The parameter estimation unit approximates logarithmic marginalization likelihood based on the Laplace method, and estimates a parameter maximizing the lower limit of the approximated logarithmic marginalization likelihood,
The variational probability estimating unit estimates a parameter of a variational probability under an assumption of a variational distribution so as to maximize the lower limit of the log marginalization likelihood. The model estimation apparatus described in the item.

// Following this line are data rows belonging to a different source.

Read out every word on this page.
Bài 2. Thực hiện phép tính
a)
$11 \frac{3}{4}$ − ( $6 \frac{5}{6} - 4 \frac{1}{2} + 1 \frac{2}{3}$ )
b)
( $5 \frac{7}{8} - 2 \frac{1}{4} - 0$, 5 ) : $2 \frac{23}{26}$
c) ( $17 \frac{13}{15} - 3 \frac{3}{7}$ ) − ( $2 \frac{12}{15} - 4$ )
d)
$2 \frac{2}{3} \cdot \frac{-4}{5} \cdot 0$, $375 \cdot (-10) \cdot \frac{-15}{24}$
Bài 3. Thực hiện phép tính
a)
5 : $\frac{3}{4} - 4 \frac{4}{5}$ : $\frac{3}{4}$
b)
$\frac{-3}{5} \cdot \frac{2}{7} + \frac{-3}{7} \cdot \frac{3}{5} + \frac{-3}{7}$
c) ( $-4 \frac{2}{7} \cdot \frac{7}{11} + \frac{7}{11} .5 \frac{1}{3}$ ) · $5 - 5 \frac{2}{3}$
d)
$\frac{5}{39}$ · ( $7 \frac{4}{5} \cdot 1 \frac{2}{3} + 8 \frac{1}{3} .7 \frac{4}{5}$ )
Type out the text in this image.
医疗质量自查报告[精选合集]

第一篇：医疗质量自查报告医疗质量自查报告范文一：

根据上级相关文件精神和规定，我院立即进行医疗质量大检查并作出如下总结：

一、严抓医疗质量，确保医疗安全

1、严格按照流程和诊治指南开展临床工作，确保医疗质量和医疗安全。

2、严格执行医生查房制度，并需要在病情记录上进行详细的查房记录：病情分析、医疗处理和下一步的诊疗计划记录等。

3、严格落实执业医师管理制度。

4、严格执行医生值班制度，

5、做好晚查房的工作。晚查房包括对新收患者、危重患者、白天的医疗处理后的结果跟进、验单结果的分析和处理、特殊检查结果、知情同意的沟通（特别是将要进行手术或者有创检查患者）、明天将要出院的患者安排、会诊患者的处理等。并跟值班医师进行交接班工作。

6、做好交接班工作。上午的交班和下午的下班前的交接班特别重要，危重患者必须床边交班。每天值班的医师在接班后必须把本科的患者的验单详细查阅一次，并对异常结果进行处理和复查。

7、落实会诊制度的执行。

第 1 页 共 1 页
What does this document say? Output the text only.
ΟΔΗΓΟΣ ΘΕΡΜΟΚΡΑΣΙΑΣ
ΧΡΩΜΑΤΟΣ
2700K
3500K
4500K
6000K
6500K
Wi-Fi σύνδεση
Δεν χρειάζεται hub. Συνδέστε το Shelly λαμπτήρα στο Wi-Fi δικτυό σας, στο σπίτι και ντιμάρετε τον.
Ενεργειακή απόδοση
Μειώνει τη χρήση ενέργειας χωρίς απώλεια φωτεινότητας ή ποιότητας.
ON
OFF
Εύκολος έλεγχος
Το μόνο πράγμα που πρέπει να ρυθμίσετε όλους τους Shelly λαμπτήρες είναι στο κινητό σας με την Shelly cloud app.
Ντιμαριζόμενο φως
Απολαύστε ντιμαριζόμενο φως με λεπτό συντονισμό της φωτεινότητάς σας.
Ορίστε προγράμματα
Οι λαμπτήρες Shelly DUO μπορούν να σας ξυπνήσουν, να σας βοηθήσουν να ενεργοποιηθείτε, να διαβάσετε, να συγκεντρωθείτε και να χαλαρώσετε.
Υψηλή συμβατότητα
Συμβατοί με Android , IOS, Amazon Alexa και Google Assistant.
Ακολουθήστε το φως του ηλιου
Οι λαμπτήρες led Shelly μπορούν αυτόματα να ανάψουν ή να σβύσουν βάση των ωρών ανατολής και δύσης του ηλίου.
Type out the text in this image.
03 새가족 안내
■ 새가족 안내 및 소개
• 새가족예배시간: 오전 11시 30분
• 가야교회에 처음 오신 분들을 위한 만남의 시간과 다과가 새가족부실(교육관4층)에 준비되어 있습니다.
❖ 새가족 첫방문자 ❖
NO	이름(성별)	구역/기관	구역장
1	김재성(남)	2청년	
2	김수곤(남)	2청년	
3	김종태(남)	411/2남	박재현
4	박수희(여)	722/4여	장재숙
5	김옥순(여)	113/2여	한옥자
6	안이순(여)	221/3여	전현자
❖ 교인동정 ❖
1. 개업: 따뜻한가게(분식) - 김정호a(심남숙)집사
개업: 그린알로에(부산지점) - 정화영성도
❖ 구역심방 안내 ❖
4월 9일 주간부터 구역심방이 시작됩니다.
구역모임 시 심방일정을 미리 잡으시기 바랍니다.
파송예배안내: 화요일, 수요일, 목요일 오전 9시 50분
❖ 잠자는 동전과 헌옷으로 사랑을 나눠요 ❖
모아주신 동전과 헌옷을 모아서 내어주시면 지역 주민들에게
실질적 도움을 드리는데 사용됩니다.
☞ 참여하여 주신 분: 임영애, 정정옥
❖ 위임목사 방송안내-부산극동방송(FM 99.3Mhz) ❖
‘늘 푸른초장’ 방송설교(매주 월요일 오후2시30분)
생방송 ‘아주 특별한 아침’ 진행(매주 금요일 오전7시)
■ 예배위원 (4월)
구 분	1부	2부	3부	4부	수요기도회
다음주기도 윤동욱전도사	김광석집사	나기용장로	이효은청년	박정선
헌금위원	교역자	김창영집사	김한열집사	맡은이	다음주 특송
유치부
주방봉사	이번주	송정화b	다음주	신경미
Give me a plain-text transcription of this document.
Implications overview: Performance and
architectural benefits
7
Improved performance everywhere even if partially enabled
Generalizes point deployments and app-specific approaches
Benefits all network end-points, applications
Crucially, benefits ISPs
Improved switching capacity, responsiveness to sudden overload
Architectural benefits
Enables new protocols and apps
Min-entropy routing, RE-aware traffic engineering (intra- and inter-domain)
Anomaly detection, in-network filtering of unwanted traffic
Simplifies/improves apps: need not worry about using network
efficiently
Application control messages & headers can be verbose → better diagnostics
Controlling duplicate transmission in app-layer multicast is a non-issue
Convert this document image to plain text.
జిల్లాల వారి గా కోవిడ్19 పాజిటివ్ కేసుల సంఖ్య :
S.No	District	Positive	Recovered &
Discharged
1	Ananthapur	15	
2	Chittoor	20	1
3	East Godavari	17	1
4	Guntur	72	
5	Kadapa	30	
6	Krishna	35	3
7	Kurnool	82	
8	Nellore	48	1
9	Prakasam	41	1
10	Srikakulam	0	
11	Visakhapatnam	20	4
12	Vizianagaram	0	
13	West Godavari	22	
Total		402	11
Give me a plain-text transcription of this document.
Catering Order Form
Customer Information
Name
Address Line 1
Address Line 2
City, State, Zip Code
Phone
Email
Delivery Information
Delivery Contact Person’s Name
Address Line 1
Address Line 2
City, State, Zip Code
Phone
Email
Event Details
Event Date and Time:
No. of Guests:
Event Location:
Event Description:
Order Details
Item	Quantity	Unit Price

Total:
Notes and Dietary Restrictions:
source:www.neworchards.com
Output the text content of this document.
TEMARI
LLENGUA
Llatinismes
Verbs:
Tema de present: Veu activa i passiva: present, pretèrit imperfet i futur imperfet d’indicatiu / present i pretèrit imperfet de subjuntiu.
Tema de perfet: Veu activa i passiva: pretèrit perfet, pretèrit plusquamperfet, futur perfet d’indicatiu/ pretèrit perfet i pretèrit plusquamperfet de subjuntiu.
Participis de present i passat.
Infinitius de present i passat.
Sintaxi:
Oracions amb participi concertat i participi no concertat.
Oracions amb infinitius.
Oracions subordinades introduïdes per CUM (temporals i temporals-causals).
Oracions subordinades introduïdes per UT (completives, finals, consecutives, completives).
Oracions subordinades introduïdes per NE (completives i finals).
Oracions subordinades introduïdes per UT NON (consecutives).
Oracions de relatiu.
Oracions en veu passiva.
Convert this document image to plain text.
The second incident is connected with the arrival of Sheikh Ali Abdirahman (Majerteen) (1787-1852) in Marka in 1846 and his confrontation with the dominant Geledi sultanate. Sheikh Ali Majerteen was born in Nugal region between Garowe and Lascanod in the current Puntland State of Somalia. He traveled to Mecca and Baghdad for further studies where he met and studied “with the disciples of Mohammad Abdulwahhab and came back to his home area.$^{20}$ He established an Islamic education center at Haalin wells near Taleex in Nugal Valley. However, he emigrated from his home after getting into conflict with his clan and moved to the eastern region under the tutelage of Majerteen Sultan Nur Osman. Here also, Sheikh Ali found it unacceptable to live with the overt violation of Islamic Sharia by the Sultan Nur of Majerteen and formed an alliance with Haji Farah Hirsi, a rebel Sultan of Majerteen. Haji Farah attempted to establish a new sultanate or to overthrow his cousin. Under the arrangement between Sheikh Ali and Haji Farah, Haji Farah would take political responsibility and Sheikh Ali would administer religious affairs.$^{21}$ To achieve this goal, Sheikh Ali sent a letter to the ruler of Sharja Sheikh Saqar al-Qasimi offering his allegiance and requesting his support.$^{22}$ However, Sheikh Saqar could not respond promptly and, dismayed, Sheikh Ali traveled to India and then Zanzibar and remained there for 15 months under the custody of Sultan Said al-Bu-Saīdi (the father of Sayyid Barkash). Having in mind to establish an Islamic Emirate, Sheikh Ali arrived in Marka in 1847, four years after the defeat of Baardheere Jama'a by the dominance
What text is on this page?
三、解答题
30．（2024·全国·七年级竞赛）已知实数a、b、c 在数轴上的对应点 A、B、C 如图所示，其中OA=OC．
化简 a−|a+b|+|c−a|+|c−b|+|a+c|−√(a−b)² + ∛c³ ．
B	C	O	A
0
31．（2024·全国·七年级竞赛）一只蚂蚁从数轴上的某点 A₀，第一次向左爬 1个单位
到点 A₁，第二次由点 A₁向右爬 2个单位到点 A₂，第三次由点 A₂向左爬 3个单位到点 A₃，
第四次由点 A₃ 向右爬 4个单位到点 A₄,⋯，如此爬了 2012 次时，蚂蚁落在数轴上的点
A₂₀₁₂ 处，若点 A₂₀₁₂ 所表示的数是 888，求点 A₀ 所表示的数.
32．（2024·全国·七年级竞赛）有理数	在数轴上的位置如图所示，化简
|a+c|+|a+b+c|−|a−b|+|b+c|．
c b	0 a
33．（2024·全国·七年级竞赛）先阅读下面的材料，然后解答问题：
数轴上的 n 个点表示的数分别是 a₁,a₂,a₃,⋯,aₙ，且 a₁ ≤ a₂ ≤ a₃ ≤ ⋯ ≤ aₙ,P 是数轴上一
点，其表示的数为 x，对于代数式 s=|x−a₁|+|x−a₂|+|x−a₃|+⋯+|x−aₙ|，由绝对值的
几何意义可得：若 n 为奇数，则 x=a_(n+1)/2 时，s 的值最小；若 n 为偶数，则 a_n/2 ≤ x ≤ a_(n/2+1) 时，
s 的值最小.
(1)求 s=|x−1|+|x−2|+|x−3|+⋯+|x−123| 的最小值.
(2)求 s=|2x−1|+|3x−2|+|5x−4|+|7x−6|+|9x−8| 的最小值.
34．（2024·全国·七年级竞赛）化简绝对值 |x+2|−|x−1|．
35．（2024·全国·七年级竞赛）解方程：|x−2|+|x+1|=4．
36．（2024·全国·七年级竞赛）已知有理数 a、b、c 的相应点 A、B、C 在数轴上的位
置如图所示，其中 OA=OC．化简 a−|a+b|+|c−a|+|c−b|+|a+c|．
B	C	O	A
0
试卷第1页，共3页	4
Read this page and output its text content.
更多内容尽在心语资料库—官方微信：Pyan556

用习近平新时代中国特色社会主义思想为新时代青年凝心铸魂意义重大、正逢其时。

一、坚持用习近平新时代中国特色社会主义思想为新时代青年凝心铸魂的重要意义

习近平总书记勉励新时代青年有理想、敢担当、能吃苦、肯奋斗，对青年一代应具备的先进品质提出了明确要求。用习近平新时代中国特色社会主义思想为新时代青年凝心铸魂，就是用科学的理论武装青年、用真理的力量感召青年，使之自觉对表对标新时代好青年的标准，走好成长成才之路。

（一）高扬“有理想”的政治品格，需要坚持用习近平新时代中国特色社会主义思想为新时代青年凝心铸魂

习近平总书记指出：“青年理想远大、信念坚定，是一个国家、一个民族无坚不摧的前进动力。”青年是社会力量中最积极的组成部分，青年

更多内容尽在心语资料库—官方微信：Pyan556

A model estimation method for estimating a neural network model, comprising
Estimating the observed data in the neural network model to be estimated and the parameters of the neural network model maximizing the lower limit of the log marginalization likelihood for the nodes of the hidden layer,
Estimating the parameter of the variational probability of the node maximizing the lower bound of the log marginalization likelihood;
The node to be deleted is determined based on the variation probability with which the parameter is estimated, and the node determined to correspond to the deletion target is deleted,
Determining the convergence of the neural network model based on the change in the variation probability;
A model estimation method characterized by repeating estimation of the parameter, estimation of the parameter of the variational probability, and deletion of a corresponding node until it is determined that the neural network model has converged.

The model estimation method according to claim 8, wherein a node whose sum of variation probabilities is equal to or less than a predetermined threshold value is determined as a node to be deleted.

A model estimation program applied to a computer for estimating a neural network model, comprising:
On the computer
Parameter estimation processing for estimating the parameters of the neural network model that maximizes the lower limit of the log value likelihood of observation value data and hidden layer nodes in the estimated neural network model,
Variational probability estimation processing for estimating a parameter of variational probability of the node maximizing the lower limit of the log marginalization likelihood;
A node deletion determination process of determining a node to be deleted based on a variation probability with which a parameter is estimated, and deleting a node determined to be a deletion target;
Performing a convergence determination process of determining the convergence of the neural network model based on the change of the variation probability;
A model estimation program for repeating the parameter estimation process, the variation probability estimation process, and the node deletion determination process until it is determined in the convergence determination process that the neural network model has converged.

On the computer
The model estimation program according to claim 10, wherein in the node deletion determination process, a node whose sum of variation probabilities is equal to or less than a predetermined threshold value is determined as a node to be deleted.